Pasal 107
BAB 5 — TATA CARA PEMUNGUTAN PAJAK DAERAH DAN RETRIBUSI DAERAH
(1) Bupati dapat memberikan insentif fiskal kepada pelaku usaha untuk mendukung kebijakan kemudahan berinvestasi. (2) Insentif fiskal sebagaimana dimaksud pada ayat (1) berupa pengurangan, keringanan, dan pembebasan atau penghapusan atas pokok Pajak, pokok Retribusi, dan/atau sanksinya.

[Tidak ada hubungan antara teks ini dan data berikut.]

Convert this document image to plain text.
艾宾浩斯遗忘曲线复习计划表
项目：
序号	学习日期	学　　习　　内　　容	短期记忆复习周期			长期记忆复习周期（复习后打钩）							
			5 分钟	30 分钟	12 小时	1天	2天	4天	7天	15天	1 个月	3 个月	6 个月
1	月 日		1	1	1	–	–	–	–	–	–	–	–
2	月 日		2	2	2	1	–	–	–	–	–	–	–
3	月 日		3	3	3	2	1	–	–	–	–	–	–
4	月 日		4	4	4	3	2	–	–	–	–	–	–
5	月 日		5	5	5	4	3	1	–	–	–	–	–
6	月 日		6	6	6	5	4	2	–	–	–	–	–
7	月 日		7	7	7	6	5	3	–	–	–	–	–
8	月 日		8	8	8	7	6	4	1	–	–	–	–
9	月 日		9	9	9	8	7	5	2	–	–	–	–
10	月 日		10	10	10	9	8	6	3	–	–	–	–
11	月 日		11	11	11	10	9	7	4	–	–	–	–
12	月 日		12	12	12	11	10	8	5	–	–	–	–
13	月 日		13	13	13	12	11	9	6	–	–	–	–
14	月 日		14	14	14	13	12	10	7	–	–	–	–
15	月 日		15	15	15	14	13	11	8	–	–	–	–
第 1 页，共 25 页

(3) Insentif fiskal sebagaimana dimaksud pada ayat (1) dapat diberikan atas permohonan Wajib Pajak dan/atau Wajib Retribusi, atau diberikan secara jabatan oleh Bupati berdasarkan pertimbangan, antara lain: a. kemampuan membayar Wajib Pajak dan/atau Wajib Retribusi; b. kondisi tertentu objek Pajak, seperti objek Pajak terkena bencana alam, kebakaran, dan/atau penyebab lainnya yang terjadi bukan karena adanya unsur kesengajaan yang dilakukan oleh Wajib Pajak dan/atau pihak lain yang bertujuan untuk menghindari pembayaran Pajak; c. untuk mendukung dan melindungi pelaku usaha mikro dan ultra mikro; d. untuk mendukung kebijakan Pemerintah Daerah dalam mencapai program prioritas Daerah; dan/atau e. untuk mendukung kebijakan Pemerintah dalam mencapai program prioritas nasional. (4) Pemberian insentif fiskal sebagaimana dimaksud pada ayat (3) merupakan kewenangan Bupati sesuai dengan kebijakan Daerah dalam pengelolaan keuangan daerah. (5) Pemberian insentif fiskal kepada Wajib Pajak dan/atau Wajib Retribusi sebagaimana dimaksud pada ayat (3) huruf a dan huruf b, dilakukan dengan memperhatikan faktor-faktor antara lain: a. kepatuhan pembayaran dan pelaporan Pajak oleh Wajib Pajak selama 2 (dua) tahun terakhir; b. kesinambungan usaha Wajib Pajak dan/atau Wajib Retribusi c. kontribusi usaha dan penanaman modal Wajib Pajak dan/atau Wajib Retribusi terhadap perekonomian daerah dan lapangan kerja di daerah yang bersangkutan; dan/atau d. faktor lain yang ditentukan oleh Bupati. (6) Pemberian insentif fiskal kepada Wajib Pajak dan/atau Wajib Retribusi pelaku usaha mikro dan ultra mikro sebagaimana dimaksud pada ayat (3) huruf c, dilakukan sesuai dengan kriteria usaha mikro dan ultra mikro dalam peraturan perundang-undangan di bidang usaha mikro, kecil, menengah, dan koperasi. (7) Pemberian insentif fiskal kepada Wajib Pajak dan/atau Wajib Retribusi sebagaimana dimaksud pada ayat (3) huruf d, disesuaikan dengan prioritas Daerah yang tercantum dalam rencana pembangunan jangka menengah daerah. (8) Pemberian insentif fiskal kepada Wajib Pajak dan/atau Wajib Retribusi sebagaimana dimaksud pada ayat (3) huruf e dilakukan dalam rangka mendukung percepatan penyelesaian proyek strategis nasional.